Daniel dropped the boys at Steve’s, then he and Jenny went home to relax. “So what is this big deal between you and Uncle Henry?” asked Daniel.
“As you know he was fishing for information about why you and Beryl had a falling out. I just managed to steer him away from quizzing Jason so I thought I needed to make sure he wouldn’t return to the matter.”
“How did you do that?”
“Luckily I know about his dirty little secret.”
“You remember when he used to sponsor those swimmers and was always hanging around the pool when they were training.”
“Everybody knows about that, it was very generous of him to support the aspiring Olympic athletes and healthy sports in general.”
“Yeah, well that’s just it, his intentions were not all healthy. Around the pool he was known as Hands on Henry.”
“You mean he was...you know...with those boys?”
“But how do you know this about my family when I don’t even know?”

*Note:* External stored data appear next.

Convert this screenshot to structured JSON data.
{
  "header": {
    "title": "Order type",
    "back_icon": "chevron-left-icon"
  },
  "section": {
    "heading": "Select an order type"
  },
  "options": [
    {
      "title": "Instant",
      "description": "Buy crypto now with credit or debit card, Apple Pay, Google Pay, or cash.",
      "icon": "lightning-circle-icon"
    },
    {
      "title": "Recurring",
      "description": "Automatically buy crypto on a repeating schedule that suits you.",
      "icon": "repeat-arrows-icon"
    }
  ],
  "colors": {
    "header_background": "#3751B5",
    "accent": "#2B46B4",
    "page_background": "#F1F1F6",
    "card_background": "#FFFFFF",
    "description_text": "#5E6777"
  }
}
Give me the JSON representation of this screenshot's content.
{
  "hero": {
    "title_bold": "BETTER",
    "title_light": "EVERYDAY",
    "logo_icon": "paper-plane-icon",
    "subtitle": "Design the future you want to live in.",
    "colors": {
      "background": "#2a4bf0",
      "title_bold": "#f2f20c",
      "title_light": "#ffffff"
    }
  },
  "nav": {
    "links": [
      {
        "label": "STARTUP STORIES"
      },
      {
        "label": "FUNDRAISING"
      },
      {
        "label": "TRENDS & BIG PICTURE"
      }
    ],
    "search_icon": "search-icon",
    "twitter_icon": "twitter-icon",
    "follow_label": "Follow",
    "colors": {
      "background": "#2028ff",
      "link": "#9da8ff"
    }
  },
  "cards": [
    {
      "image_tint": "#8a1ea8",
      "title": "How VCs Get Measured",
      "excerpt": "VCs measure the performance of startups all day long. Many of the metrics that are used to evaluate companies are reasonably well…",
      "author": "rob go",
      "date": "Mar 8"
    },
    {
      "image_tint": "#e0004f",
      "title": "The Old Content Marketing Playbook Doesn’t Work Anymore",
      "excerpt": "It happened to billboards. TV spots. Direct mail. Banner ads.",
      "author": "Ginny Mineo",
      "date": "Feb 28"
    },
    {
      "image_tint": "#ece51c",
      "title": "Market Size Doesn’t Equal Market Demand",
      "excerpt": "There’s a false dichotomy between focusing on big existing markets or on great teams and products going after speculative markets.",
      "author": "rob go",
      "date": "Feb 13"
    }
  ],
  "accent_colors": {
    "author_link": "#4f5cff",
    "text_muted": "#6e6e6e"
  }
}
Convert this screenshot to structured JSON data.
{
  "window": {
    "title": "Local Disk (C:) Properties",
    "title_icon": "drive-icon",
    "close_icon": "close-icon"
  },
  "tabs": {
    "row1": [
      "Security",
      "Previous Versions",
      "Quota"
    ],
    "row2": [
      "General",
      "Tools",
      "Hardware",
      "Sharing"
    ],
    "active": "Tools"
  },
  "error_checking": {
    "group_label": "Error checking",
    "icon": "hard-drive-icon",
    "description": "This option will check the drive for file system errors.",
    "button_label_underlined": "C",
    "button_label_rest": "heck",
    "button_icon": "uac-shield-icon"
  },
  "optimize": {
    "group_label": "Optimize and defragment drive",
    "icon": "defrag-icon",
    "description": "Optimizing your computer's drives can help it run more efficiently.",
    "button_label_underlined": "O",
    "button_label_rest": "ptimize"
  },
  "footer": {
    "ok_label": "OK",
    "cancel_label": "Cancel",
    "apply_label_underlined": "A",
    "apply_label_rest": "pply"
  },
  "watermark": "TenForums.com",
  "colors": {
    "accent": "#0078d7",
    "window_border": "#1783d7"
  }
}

“Your mother seemed to know all the family’s secrets. You know how interrogative she could be. Once a cop always a cop, they say.”
“True but why did she tell you?”
“It seems that she felt she could trust me with the secret because she knew my secret. When we were going through all that stuff about me and Anthony, despite her displeasure with me, we became close and used to have long chats. It was during one of these chats that she told me about Henry, but made it clear that as the keeper of the family secrets she had the power to ensure my silence about anything she told me.”
Daniel sat in silence while he absorbed this revelation, then finally said “It seems my mother kept so much from me, her own flesh and blood, yet found a confident in you; amazing.”
“Yes, Beryl could use information as currency, when needs be.”